GSL secretary Linda Christy said while the Swans fielded players technically ineligible under Football Federation Victoria’s ITC laws, a broader investigation revealed their case was not isolated.
“It uncovered that not only did… the accused club have players that were technically ineligible, we found that over 80 players across the league were technically ineligible,” Christy said.
“Under the FFV definition anyone who was born overseas needs to have an ITC clearance, which was probably news to us and probably not widely known across the league.”
The FFV rules state all players “registering for the first time to play football in Australia, regardless of previous playing history” must apply for an ITC, including Australian citizens.
Christy said some players identified as ineligible under ITC laws had been in the country for decades, and the majority – if not all – GSL sides had names on the list, which was being prepared for release to the competition’s member clubs.
In accordance with the league’s independent discipline officer’s recommendation and legal team advice, the GSL elected not to take action against the clubs in breach, but issue stern warnings and beef up checks on ITCs prior to the 2016 season.
“We’ll distribute those players that came up on that list (to the clubs), some of them were 35 years ago, they’ve been in the country 30 years, and that was our dilemma, do we open a Pandora’s box and where do we stop?” Christy said.

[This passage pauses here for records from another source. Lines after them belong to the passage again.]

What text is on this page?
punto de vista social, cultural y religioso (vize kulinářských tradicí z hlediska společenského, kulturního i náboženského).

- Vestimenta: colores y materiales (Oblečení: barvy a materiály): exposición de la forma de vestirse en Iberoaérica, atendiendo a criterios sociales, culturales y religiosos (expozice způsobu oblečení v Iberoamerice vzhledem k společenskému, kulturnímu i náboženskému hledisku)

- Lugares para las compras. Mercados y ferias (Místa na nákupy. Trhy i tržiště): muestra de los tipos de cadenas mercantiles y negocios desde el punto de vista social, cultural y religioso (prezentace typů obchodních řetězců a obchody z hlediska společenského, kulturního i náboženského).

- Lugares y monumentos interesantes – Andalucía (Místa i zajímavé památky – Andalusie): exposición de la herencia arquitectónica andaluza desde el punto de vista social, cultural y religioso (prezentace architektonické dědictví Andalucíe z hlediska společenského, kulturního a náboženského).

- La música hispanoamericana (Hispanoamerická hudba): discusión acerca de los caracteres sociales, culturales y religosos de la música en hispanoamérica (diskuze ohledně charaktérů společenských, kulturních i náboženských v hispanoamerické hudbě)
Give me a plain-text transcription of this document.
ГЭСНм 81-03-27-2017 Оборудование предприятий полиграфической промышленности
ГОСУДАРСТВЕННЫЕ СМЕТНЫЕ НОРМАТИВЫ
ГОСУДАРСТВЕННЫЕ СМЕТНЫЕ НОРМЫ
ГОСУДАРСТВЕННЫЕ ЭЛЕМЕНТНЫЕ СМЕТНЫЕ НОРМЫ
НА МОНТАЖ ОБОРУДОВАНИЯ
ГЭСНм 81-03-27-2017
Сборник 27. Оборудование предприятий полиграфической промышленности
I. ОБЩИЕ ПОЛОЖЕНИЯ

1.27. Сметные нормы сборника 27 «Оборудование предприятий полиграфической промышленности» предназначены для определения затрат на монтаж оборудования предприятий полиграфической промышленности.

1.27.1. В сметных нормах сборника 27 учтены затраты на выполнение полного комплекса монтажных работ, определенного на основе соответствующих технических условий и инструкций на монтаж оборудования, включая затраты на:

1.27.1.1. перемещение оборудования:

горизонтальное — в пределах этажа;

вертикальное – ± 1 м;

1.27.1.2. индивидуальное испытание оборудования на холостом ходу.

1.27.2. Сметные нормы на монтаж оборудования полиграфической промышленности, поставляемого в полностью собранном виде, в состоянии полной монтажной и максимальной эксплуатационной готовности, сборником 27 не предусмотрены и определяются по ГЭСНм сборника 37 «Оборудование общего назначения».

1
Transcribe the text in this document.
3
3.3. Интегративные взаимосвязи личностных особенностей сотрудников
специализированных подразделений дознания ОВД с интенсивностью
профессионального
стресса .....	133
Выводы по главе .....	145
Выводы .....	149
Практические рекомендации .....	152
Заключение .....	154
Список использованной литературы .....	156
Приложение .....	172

“We did send them (Sale) a please explain warning letter to say that this needs to be rectified and that will be issued to probably all clubs prior to 2016.”
As the original formal grievance was lodged outside the 72-hour protest window for offences, the issue was treated as a complaint, which leaves the league with the right to “take any disciplinary action it deems necessary against the offending club and/or player”.
This means the results of the matches stand, as opposed to a protest which, if upheld, would revert to a 3-0 loss for offending teams.
Christy said the decision was a discretionary approach designed to preserve the competition’s history and results.
“FFV allows GSL as the operational, governing body to decide what we were going to do, and we decided we weren’t going to penalise everyone who’s ever played an ineligible player under the ITC rule because it would have been a Pandora’s box,” Christy said.
“I think in this instance clubs acted in good faith, I don’t think that anyone purposely played ineligible players.
“There’s a guy I’ve known for 35 years and he was on the list… because he was born in the UK… technically he was on the same list so do we roll back that club’s results for the last 35 years?”
Christy said the GSL was not the only competition affected, with FFV widely impacted as well.
“FFV advised that they’ll do the same (as us by not taking disciplinary action) because they’ve acknowledged it’s rife through their clubs as well, it’s not just a GSL problem,” she said.
“It has had a good outcome in that we are now aware of a flaw in the registration process.”
The determination not to alter competition points saw Falcons 2000 awarded their senior and reserves league championship trophies at the competition’s presentation night.
Christy said the GSL would look to issue penalties for future ITC breaches and increase scrutiny of the rule.